# Is Copper oxide safe for shrimps



## waynet (Apr 22, 2010)

Hi:

I got the Fluval Shrimp Granules 30g Fluval Shrimp Granules 30g - Complete Aquatics

One of the ingredients is copper oxide. Everywhere I read, people say they feed shrimps with food that has copper and the shrimps die.

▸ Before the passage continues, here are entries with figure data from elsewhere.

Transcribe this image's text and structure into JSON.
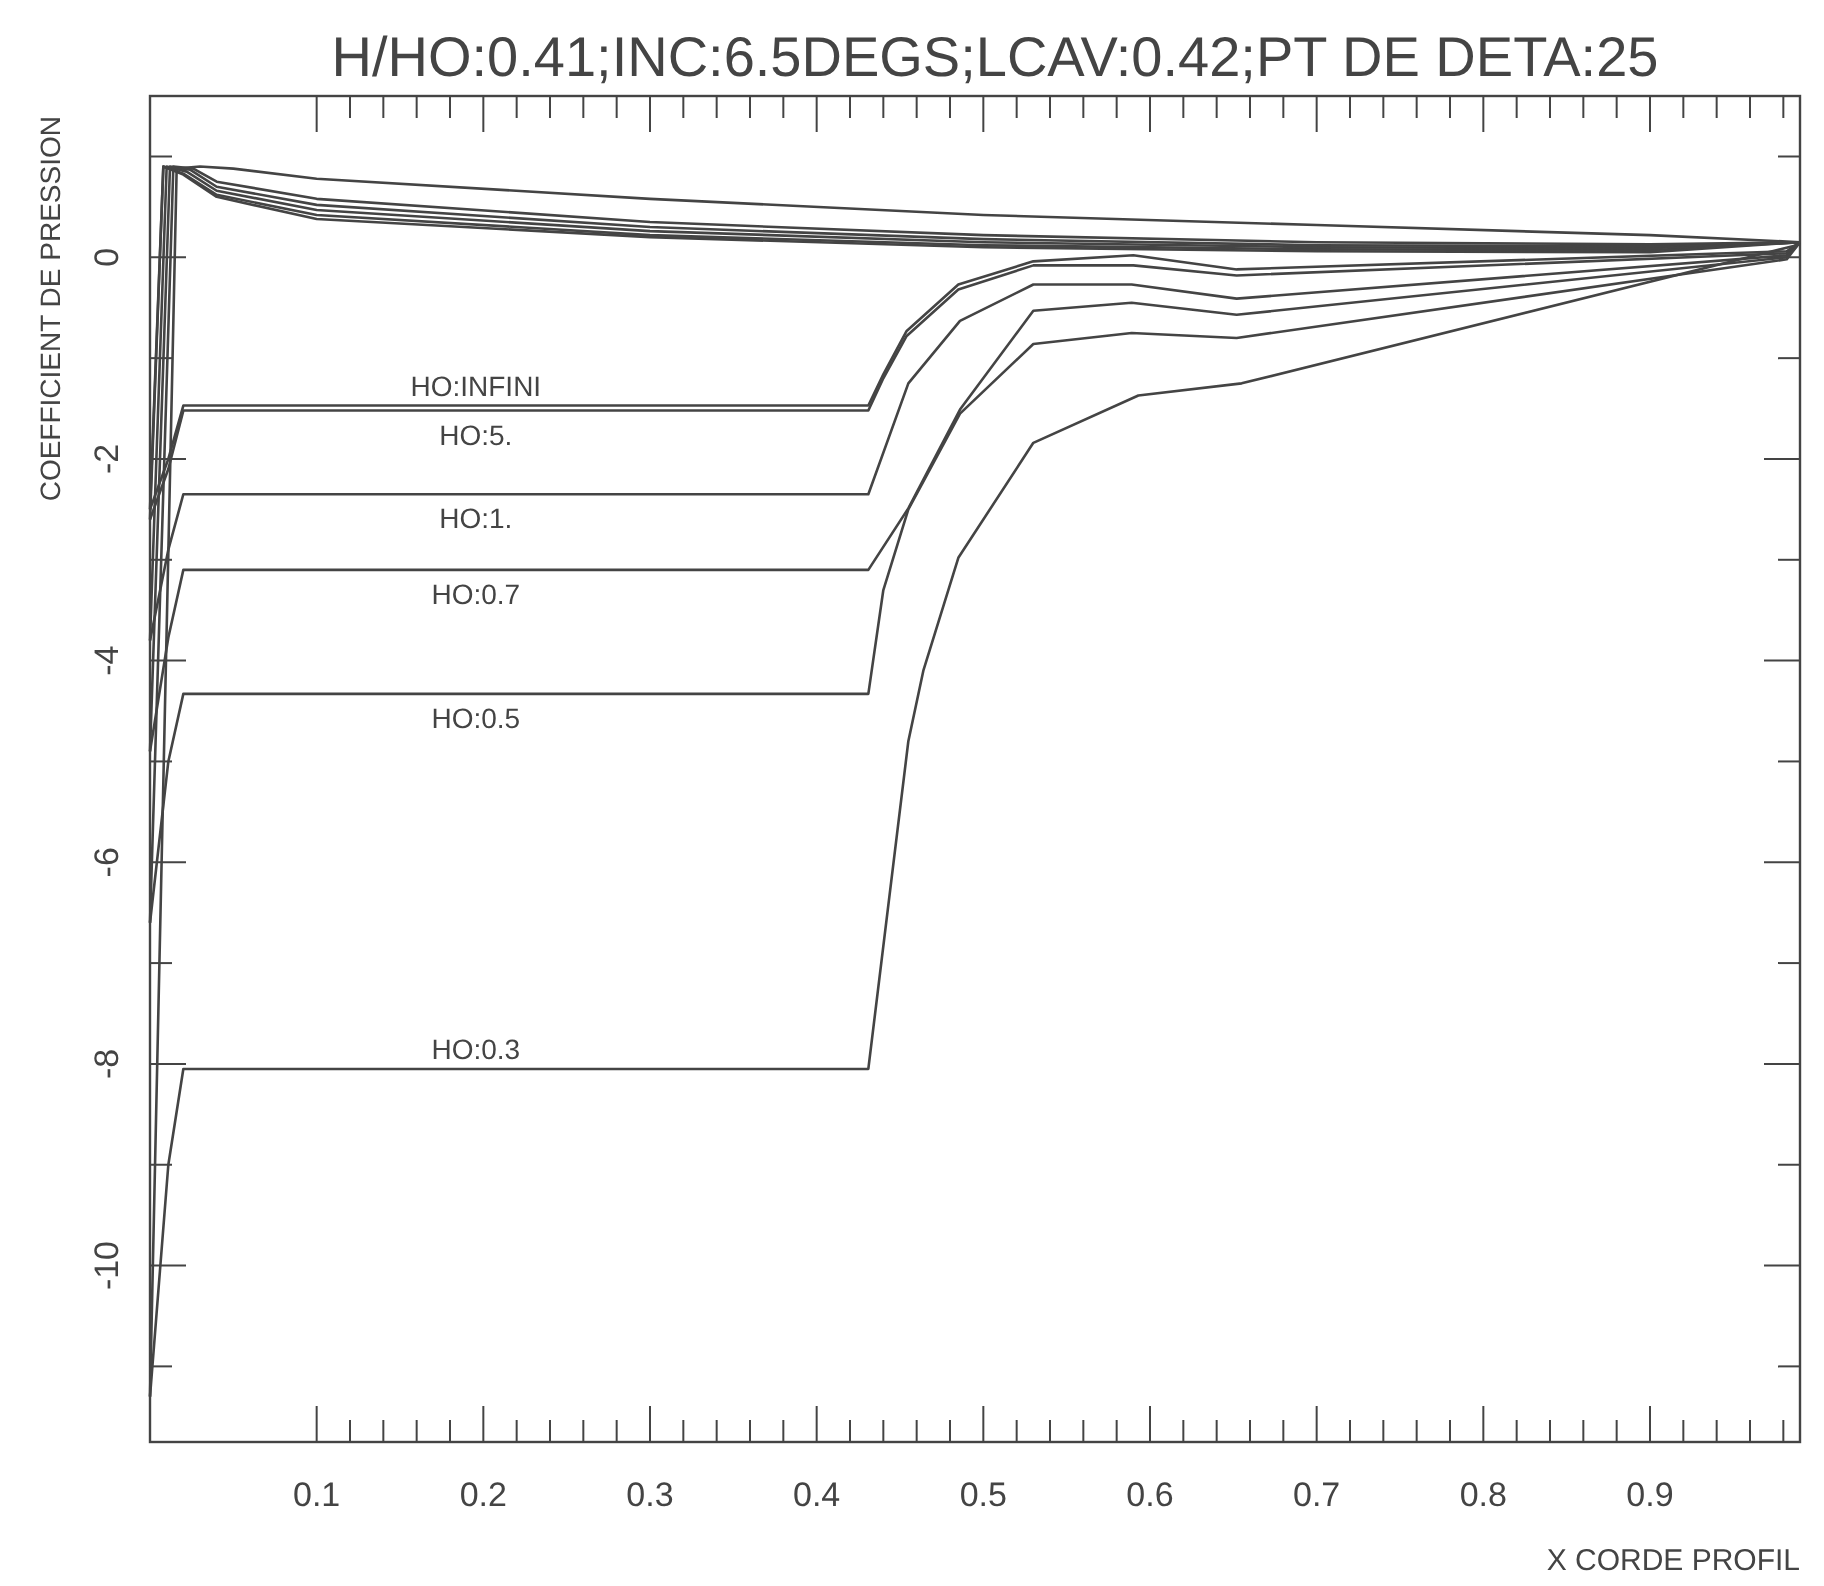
{
  "chart_data": {
    "type": "line",
    "title": "H/HO:0.41;INC:6.5DEGS;LCAV:0.42;PT DE DETA:25",
    "xlabel": "X CORDE PROFIL",
    "ylabel": "COEFFICIENT DE PRESSION",
    "xlim": [
      0,
      0.99
    ],
    "ylim": [
      -11.75,
      1.6
    ],
    "xticks": [
      {
        "value": 0.1,
        "label": "0.1"
      },
      {
        "value": 0.12,
        "label": null
      },
      {
        "value": 0.14,
        "label": null
      },
      {
        "value": 0.16,
        "label": null
      },
      {
        "value": 0.18,
        "label": null
      },
      {
        "value": 0.2,
        "label": "0.2"
      },
      {
        "value": 0.22,
        "label": null
      },
      {
        "value": 0.24,
        "label": null
      },
      {
        "value": 0.26,
        "label": null
      },
      {
        "value": 0.28,
        "label": null
      },
      {
        "value": 0.3,
        "label": "0.3"
      },
      {
        "value": 0.32,
        "label": null
      },
      {
        "value": 0.34,
        "label": null
      },
      {
        "value": 0.36,
        "label": null
      },
      {
        "value": 0.38,
        "label": null
      },
      {
        "value": 0.4,
        "label": "0.4"
      },
      {
        "value": 0.42,
        "label": null
      },
      {
        "value": 0.44,
        "label": null
      },
      {
        "value": 0.46,
        "label": null
      },
      {
        "value": 0.48,
        "label": null
      },
      {
        "value": 0.5,
        "label": "0.5"
      },
      {
        "value": 0.52,
        "label": null
      },
      {
        "value": 0.54,
        "label": null
      },
      {
        "value": 0.56,
        "label": null
      },
      {
        "value": 0.58,
        "label": null
      },
      {
        "value": 0.6,
        "label": "0.6"
      },
      {
        "value": 0.62,
        "label": null
      },
      {
        "value": 0.64,
        "label": null
      },
      {
        "value": 0.66,
        "label": null
      },
      {
        "value": 0.68,
        "label": null
      },
      {
        "value": 0.7,
        "label": "0.7"
      },
      {
        "value": 0.72,
        "label": null
      },
      {
        "value": 0.74,
        "label": null
      },
      {
        "value": 0.76,
        "label": null
      },
      {
        "value": 0.78,
        "label": null
      },
      {
        "value": 0.8,
        "label": "0.8"
      },
      {
        "value": 0.82,
        "label": null
      },
      {
        "value": 0.84,
        "label": null
      },
      {
        "value": 0.86,
        "label": null
      },
      {
        "value": 0.88,
        "label": null
      },
      {
        "value": 0.9,
        "label": "0.9"
      },
      {
        "value": 0.92,
        "label": null
      },
      {
        "value": 0.94,
        "label": null
      },
      {
        "value": 0.96,
        "label": null
      },
      {
        "value": 0.98,
        "label": null
      }
    ],
    "yticks": [
      {
        "value": -11,
        "label": null
      },
      -10,
      {
        "value": -9,
        "label": null
      },
      -8,
      {
        "value": -7,
        "label": null
      },
      -6,
      {
        "value": -5,
        "label": null
      },
      -4,
      {
        "value": -3,
        "label": null
      },
      -2,
      {
        "value": -1,
        "label": null
      },
      0,
      {
        "value": 1,
        "label": null
      }
    ],
    "grid": false,
    "legend": false,
    "marker": "none",
    "line_style": "solid",
    "series": [
      {
        "name": "HO:INFINI",
        "color": "#444444",
        "x": [
          0,
          0.011,
          0.02,
          0.431,
          0.44,
          0.454,
          0.485,
          0.53,
          0.59,
          0.652,
          0.982,
          0.99
        ],
        "values": [
          -2.5,
          -2.0,
          -1.47,
          -1.47,
          -1.16,
          -0.73,
          -0.27,
          -0.04,
          0.02,
          -0.12,
          0.06,
          0.15
        ]
      },
      {
        "name": "HO:5.",
        "color": "#444444",
        "x": [
          0,
          0.011,
          0.02,
          0.431,
          0.44,
          0.454,
          0.485,
          0.53,
          0.59,
          0.652,
          0.982,
          0.99
        ],
        "values": [
          -2.6,
          -2.1,
          -1.52,
          -1.52,
          -1.2,
          -0.78,
          -0.32,
          -0.08,
          -0.08,
          -0.18,
          0.04,
          0.15
        ]
      },
      {
        "name": "HO:1.",
        "color": "#444444",
        "x": [
          0,
          0.011,
          0.02,
          0.431,
          0.455,
          0.486,
          0.53,
          0.589,
          0.652,
          0.982,
          0.99
        ],
        "values": [
          -3.8,
          -2.9,
          -2.35,
          -2.35,
          -1.25,
          -0.63,
          -0.27,
          -0.27,
          -0.41,
          0.02,
          0.15
        ]
      },
      {
        "name": "HO:0.7",
        "color": "#444444",
        "x": [
          0,
          0.011,
          0.02,
          0.431,
          0.455,
          0.486,
          0.53,
          0.589,
          0.652,
          0.982,
          0.99
        ],
        "values": [
          -4.9,
          -3.77,
          -3.1,
          -3.1,
          -2.49,
          -1.51,
          -0.53,
          -0.45,
          -0.57,
          0.0,
          0.15
        ]
      },
      {
        "name": "HO:0.5",
        "color": "#444444",
        "x": [
          0,
          0.011,
          0.02,
          0.431,
          0.44,
          0.455,
          0.486,
          0.53,
          0.589,
          0.652,
          0.982,
          0.99
        ],
        "values": [
          -6.6,
          -5.0,
          -4.33,
          -4.33,
          -3.3,
          -2.5,
          -1.55,
          -0.86,
          -0.75,
          -0.8,
          -0.02,
          0.15
        ]
      },
      {
        "name": "HO:0.3",
        "color": "#444444",
        "x": [
          0,
          0.011,
          0.02,
          0.431,
          0.455,
          0.464,
          0.485,
          0.53,
          0.593,
          0.655,
          0.988
        ],
        "values": [
          -11.3,
          -9.0,
          -8.05,
          -8.05,
          -4.8,
          -4.1,
          -2.98,
          -1.84,
          -1.37,
          -1.25,
          0.12
        ]
      },
      {
        "color": "#444444",
        "x": [
          0,
          0.008,
          0.02,
          0.04,
          0.1,
          0.3,
          0.5,
          0.7,
          0.9,
          0.99
        ],
        "values": [
          -2.5,
          0.9,
          0.82,
          0.6,
          0.38,
          0.2,
          0.1,
          0.06,
          0.05,
          0.15
        ]
      },
      {
        "color": "#444444",
        "x": [
          0,
          0.008,
          0.02,
          0.04,
          0.1,
          0.3,
          0.5,
          0.7,
          0.9,
          0.99
        ],
        "values": [
          -2.6,
          0.9,
          0.83,
          0.62,
          0.42,
          0.22,
          0.12,
          0.08,
          0.07,
          0.15
        ]
      },
      {
        "color": "#444444",
        "x": [
          0,
          0.01,
          0.022,
          0.04,
          0.1,
          0.3,
          0.5,
          0.7,
          0.9,
          0.99
        ],
        "values": [
          -3.8,
          0.9,
          0.85,
          0.66,
          0.47,
          0.26,
          0.15,
          0.1,
          0.09,
          0.15
        ]
      },
      {
        "color": "#444444",
        "x": [
          0,
          0.012,
          0.024,
          0.04,
          0.1,
          0.3,
          0.5,
          0.7,
          0.9,
          0.99
        ],
        "values": [
          -4.9,
          0.9,
          0.87,
          0.7,
          0.52,
          0.3,
          0.18,
          0.12,
          0.11,
          0.15
        ]
      },
      {
        "color": "#444444",
        "x": [
          0,
          0.014,
          0.026,
          0.04,
          0.1,
          0.3,
          0.5,
          0.7,
          0.9,
          0.99
        ],
        "values": [
          -6.6,
          0.9,
          0.88,
          0.75,
          0.58,
          0.35,
          0.22,
          0.15,
          0.13,
          0.15
        ]
      },
      {
        "color": "#444444",
        "x": [
          0,
          0.016,
          0.03,
          0.05,
          0.1,
          0.3,
          0.5,
          0.7,
          0.9,
          0.99
        ],
        "values": [
          -11.3,
          0.88,
          0.9,
          0.88,
          0.78,
          0.58,
          0.42,
          0.32,
          0.22,
          0.15
        ]
      }
    ]
  }
}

So is copper oxide safe for shrimps?


----------



## waynet (Apr 22, 2010)

Copper oxide - Wikipedia, the free encyclopedia

Why did Fluval put copper oxide in shrimp food that they say made specially for shrimps?


----------



## effox (Apr 21, 2010)

It's probably really small trace amounts.


----------



## Mferko (Jun 8, 2010)

copper is essential for life in very trace amounts
for example every hemoglobin molecule in your blood contains copper


----------



## waynet (Apr 22, 2010)

Thanks for the reply. I assume it is safe. A small trace amounts is deadly for small shrimp.


----------



## Mferko (Jun 8, 2010)

hikari algae wafers have it too, its always one of the last ingredients tho
i found some hermit crab foot at aquariums west thats supplimented with calcium that doesnt have it on the back, im feeding that atm


----------